Now with the introduction out of the way. Bad news is ,as long as it is described by a doctor as a life limiting disability that is permanent(or to the effect of those words) then you qualify for the use of a service dog under the Americans with Disabilities Act. Basically if you qualify for Social Security Disability or Service Connected Disability then you are 100% qualified for a service dog.
From what you have entered into this forum (here comes the good news) you will be looking into mobility assistance tasks and alert and response tasks which are easier to train then some of the other tasks and could be done by you (this requires a lot of time and patients on your part. It takes me anywhere from 2 weeks to almost 2 months time train per task depending on the complication of steps for the task. Its still easier than potty training). Not every dog can become a service dog. My wash out rate is about 1 out of 8 pups will prequalify then 1 out of 15 will have the personality and drive to do all tasks it is assigned to do accurately. Bottom line is it takes a special dog to be a good service dog.

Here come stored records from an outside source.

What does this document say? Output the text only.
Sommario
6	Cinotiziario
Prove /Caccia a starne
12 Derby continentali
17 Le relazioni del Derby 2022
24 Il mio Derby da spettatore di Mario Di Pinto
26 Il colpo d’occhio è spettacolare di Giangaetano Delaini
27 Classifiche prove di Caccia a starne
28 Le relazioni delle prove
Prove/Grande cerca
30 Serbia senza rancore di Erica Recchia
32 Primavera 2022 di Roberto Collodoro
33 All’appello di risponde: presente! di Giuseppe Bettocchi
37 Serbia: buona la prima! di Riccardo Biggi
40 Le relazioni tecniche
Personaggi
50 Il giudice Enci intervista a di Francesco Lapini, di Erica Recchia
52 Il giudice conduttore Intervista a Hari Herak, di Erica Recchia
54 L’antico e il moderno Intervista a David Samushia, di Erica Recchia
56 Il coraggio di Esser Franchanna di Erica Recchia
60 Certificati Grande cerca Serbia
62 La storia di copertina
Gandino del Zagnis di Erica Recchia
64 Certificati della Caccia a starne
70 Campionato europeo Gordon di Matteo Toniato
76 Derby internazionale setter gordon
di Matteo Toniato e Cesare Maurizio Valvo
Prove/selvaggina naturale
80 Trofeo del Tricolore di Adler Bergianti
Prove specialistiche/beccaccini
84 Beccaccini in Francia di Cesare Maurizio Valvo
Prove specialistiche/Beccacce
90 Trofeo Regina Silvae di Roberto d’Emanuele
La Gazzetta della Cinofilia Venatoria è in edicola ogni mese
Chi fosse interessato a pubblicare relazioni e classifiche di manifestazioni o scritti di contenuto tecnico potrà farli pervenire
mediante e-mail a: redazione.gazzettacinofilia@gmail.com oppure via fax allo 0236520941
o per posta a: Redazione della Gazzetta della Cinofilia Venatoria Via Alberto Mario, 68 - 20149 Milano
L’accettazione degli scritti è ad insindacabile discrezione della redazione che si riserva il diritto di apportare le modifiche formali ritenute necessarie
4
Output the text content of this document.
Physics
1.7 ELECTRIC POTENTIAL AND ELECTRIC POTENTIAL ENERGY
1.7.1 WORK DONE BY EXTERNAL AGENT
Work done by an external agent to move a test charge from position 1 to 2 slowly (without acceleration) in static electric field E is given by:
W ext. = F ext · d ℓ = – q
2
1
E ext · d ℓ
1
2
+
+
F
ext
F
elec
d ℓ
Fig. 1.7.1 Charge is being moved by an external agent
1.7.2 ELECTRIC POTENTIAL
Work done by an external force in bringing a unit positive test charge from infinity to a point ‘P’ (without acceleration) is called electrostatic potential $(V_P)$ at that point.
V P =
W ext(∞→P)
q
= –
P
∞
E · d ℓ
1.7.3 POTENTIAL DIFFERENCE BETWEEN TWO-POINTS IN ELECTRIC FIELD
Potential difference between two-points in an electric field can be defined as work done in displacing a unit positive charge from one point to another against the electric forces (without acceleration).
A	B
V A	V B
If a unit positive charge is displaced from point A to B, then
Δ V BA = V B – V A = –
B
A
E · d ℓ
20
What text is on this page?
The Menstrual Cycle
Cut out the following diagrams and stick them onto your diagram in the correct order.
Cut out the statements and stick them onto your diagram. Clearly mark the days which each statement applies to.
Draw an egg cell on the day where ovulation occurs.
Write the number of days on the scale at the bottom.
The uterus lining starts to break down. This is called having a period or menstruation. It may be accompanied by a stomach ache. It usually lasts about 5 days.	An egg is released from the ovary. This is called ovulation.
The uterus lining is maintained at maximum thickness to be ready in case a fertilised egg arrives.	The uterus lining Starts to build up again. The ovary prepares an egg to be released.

Tasks could include but are not limited to:
Stabilizing partner during dizzy spells until they pass (requires large breed to do this).
Hitting a dog alert button to speed dial your choice of contact 911 or family to respond to a black out or fall emergency when this happens at home.
The dog getting help by approaching a stranger or a friend in a public setting and having them open its side pouch with care information and contact info for your care.
Reminding you of time to take medications and to fetch a bottle of water to take your meds with.
Providing tactile stimulation by licking you to bring you out of a daze.
These are but a few tasks you can train your service dog to do. There are some organizations such as Paws with a Cause ( https://www.pawswithacause.org
) that do this for free, but they usually have 3+ year waiting lists.
It seems your dizziness, blurred vision, lose of consciousness, do limit your life in some ways but it will still take a doctor to seal the deal on life altering permanent disabilities documentation that any service dog organization and ADA require.
Pm me if you need any help.
Oh and Gabby, I remember seeing the 3 tasks also, but I just went over newest ADA revisions and laws. I never saw it. It may have been in pre 2010 ADA. An allergy alert dog usually only has 1-2 tasks. Identifying if allergen is present and carrying an Epipen and getting help incase partner is unable to administer to his/her self.